Armvenetrombose
Oorzaken
Maak onderscheid tussen primaire en secundaire armvenetrombose (bv. centrale lijn, pacemakerdraden, kanker en andere trombofilieën). Een primaire armvenetrombose is vaak het gevolg van een thoracic outlet syndroom. Thoracic outlet syndroom kan arterieel (aTOS), veneus (vTOS) of neurogeen (nTOS) zijn. nTOS komt het vaakst voor, vTOS is slechts 3% van totaal.
vTOS
Anatomie: TOS ontstaat meestal door compressie van structuren (arterie, vene of plexus brachialis) tussen clavicula en eerste rib (costoclaviculaire ruimte), al dan niet in combinatie met predisponerende anatomische factoren (te lateraal verlopend costoclaviculair ligament, te mediaal insererende m. scalenus anterior, hypertrofische m. scalenus en/of ossale afwijkingen van eerste rib of clavicula. Overige vormen van compressie: binnen scalenuspoort, binnen pectoralis minor ruimte of door andere structuren (bv. halsrib, littekenweefsel of spierafwijkingen zoals fusie m. scaleni)

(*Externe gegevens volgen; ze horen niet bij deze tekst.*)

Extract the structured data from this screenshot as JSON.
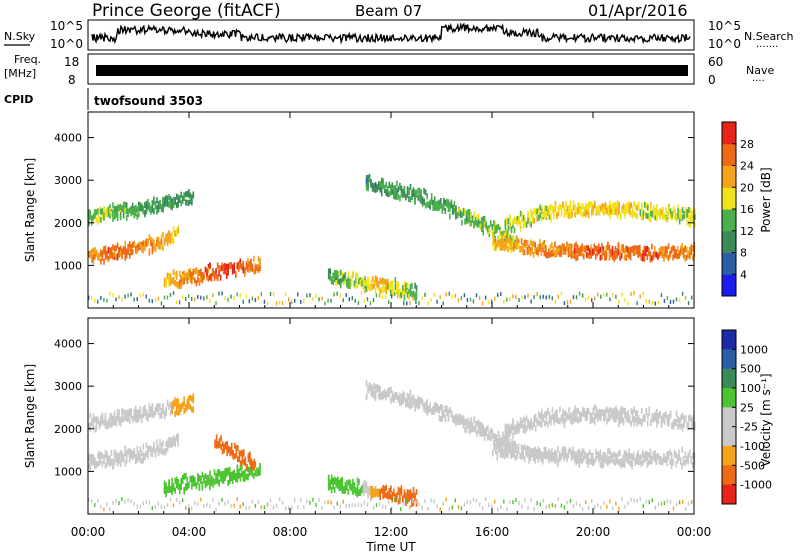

Er zijn drie categorieën vTOS
Intermitterende (positionele) vTOS: houdingsafhankelijke obstructie van v. subclavia
Acuut vTOS: acute trombotische complicatie van vTOS
Chronisch vTOS: klachten >3 maanden
vTOS is vaak het gevolg van repetitieve bewegingen van de armen, vaak boven schouderniveau, en kan leiden tot schade aan de intima, fibrosering, vernauwing en uiteindelijk trombose. Een significante stenose wordt gekenmerkt door ≥50% afname van lumen en/of aanwezigheid van een (dominant) collateraal systeem en/of beperkingen in flow door septa en synechiae.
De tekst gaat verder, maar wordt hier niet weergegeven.